Most species of the genus Clostridium are saprophytic organisms that ferment plant polysaccharides and are found in many places in the environment, most notably the soil.
However, some species of Clostridium can cause serious infections in humans and animals, including gas gangrene, tetanus, botulism, pseudomembranous colitis, and food poisoning.
Clostridia infections are usually opportunistic, meaning that they establish a nidus of infection in a particular site in a compromised host. Clostridia infections can be diagnosed by recognizing the characteristics of the lesion of the infection along with Gram stains of the tissue and bacterial culture.
Treatment for Clostridia infections typically involves antibiotics and supportive care, such as fluids for dehydrated pets, and in some cases, tissue debridement or removal of the affected area (lesion) may be needed.
Clostridia bacteria are commonly found in the gut microbiome, and overuse of antibiotics can cause an imbalance of the gut microbiome, leading to overgrowth of the species Clostridioides difficile, causing a serious infection (CDI).

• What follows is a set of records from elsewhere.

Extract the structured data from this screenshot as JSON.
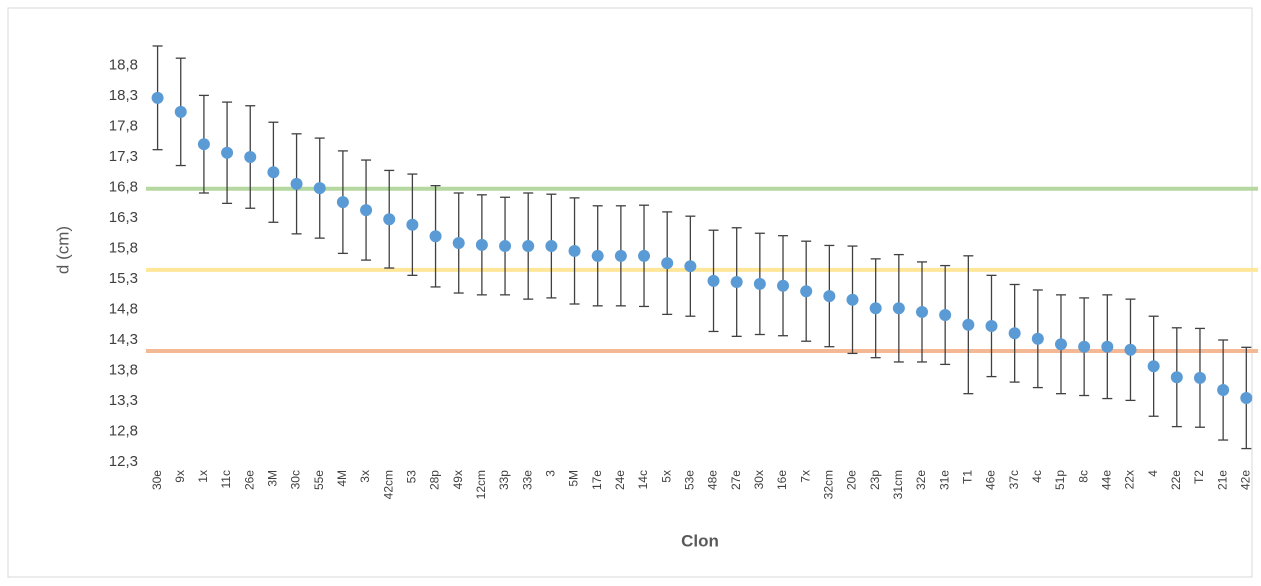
{
  "chart_data": {
    "type": "errorbar-dot",
    "x_label": "Clon",
    "y_label": "d (cm)",
    "categories": [
      "30e",
      "9x",
      "1x",
      "11c",
      "26e",
      "3M",
      "30c",
      "55e",
      "4M",
      "3x",
      "42cm",
      "53",
      "28p",
      "49x",
      "12cm",
      "33p",
      "33e",
      "3",
      "5M",
      "17e",
      "24e",
      "14c",
      "5x",
      "53e",
      "48e",
      "27e",
      "30x",
      "16e",
      "7x",
      "32cm",
      "20e",
      "23p",
      "31cm",
      "32e",
      "31e",
      "T1",
      "46e",
      "37c",
      "4c",
      "51p",
      "8c",
      "44e",
      "22x",
      "4",
      "22e",
      "T2",
      "21e",
      "42e"
    ],
    "series": [
      {
        "color": "#5b9bd5",
        "error_color": "#404040",
        "values": [
          18.27,
          18.04,
          17.51,
          17.37,
          17.3,
          17.05,
          16.86,
          16.79,
          16.56,
          16.43,
          16.28,
          16.19,
          16.0,
          15.89,
          15.86,
          15.84,
          15.84,
          15.84,
          15.76,
          15.68,
          15.68,
          15.68,
          15.56,
          15.51,
          15.27,
          15.25,
          15.22,
          15.19,
          15.1,
          15.02,
          14.96,
          14.82,
          14.82,
          14.76,
          14.71,
          14.55,
          14.53,
          14.41,
          14.32,
          14.23,
          14.19,
          14.19,
          14.14,
          13.87,
          13.69,
          13.68,
          13.48,
          13.35
        ],
        "errors": [
          0.85,
          0.88,
          0.8,
          0.83,
          0.84,
          0.82,
          0.82,
          0.82,
          0.84,
          0.82,
          0.8,
          0.83,
          0.83,
          0.82,
          0.82,
          0.8,
          0.87,
          0.85,
          0.87,
          0.82,
          0.82,
          0.83,
          0.84,
          0.82,
          0.83,
          0.89,
          0.83,
          0.82,
          0.82,
          0.83,
          0.88,
          0.81,
          0.88,
          0.82,
          0.81,
          1.13,
          0.83,
          0.8,
          0.8,
          0.81,
          0.8,
          0.85,
          0.83,
          0.82,
          0.81,
          0.81,
          0.82,
          0.83
        ]
      }
    ],
    "reference_lines": [
      {
        "value": 16.78,
        "color": "#b5d7a0"
      },
      {
        "value": 15.45,
        "color": "#ffe699"
      },
      {
        "value": 14.12,
        "color": "#f4b894"
      }
    ],
    "ylim": [
      12.3,
      19.2
    ],
    "yticks": [
      {
        "value": 12.3,
        "label": "12,3"
      },
      {
        "value": 12.8,
        "label": "12,8"
      },
      {
        "value": 13.3,
        "label": "13,3"
      },
      {
        "value": 13.8,
        "label": "13,8"
      },
      {
        "value": 14.3,
        "label": "14,3"
      },
      {
        "value": 14.8,
        "label": "14,8"
      },
      {
        "value": 15.3,
        "label": "15,3"
      },
      {
        "value": 15.8,
        "label": "15,8"
      },
      {
        "value": 16.3,
        "label": "16,3"
      },
      {
        "value": 16.8,
        "label": "16,8"
      },
      {
        "value": 17.3,
        "label": "17,3"
      },
      {
        "value": 17.8,
        "label": "17,8"
      },
      {
        "value": 18.3,
        "label": "18,3"
      },
      {
        "value": 18.8,
        "label": "18,8"
      }
    ],
    "grid": false
  }
}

Clostridia infections of the abdomen and pelvis are serious and sometimes fatal, and Clostridia produce large amounts of gas, which can form bubbles and blisters in the infected tissue.
To prevent Clostridia infections, it’s important to practice good hygiene, such as washing your hands regularly, cleaning up after your pet, and avoiding contact with other pets that are sick.
1. What are the most common types of bacterial infections in dogs?
The most common types of bacterial infections in dogs include salmonella, leptospirosis, staph infection, ear infection, actinomycosis, streptococcus, bordetella, E. coli, and clostridia.
2. How do dogs get bacterial infections?
Dogs can get bacterial infections through a variety of ways, including contaminated food and water, contact with other infected animals, and exposure to bacteria in the environment.
3. What are the symptoms of bacterial infections in dogs?
Symptoms of bacterial infections in dogs vary depending on the type of infection, but can include fever, vomiting, diarrhea, loss of appetite, lethargy, skin irritation, and respiratory problems.
4. How are bacterial infections in dogs treated?
Treatment for bacterial infections in dogs typically involves antibiotics and supportive care, such as fluids for dehydrated pets. In severe cases, hospitalization may be necessary.
5. Can bacterial infections in dogs be prevented?
Preventing bacterial infections in dogs involves practicing good hygiene, such as washing your hands regularly, cleaning up after your pet, and avoiding contact with other pets that are sick. Vaccines are also available for some types of bacterial infections, such as bordetella.
6. Can bacterial infections in dogs be transmitted to humans?
Yes, some types of bacterial infections in dogs can be transmitted to humans, so it’s important to practice good hygiene and seek medical attention if you suspect that you or your dog has a bacterial infection.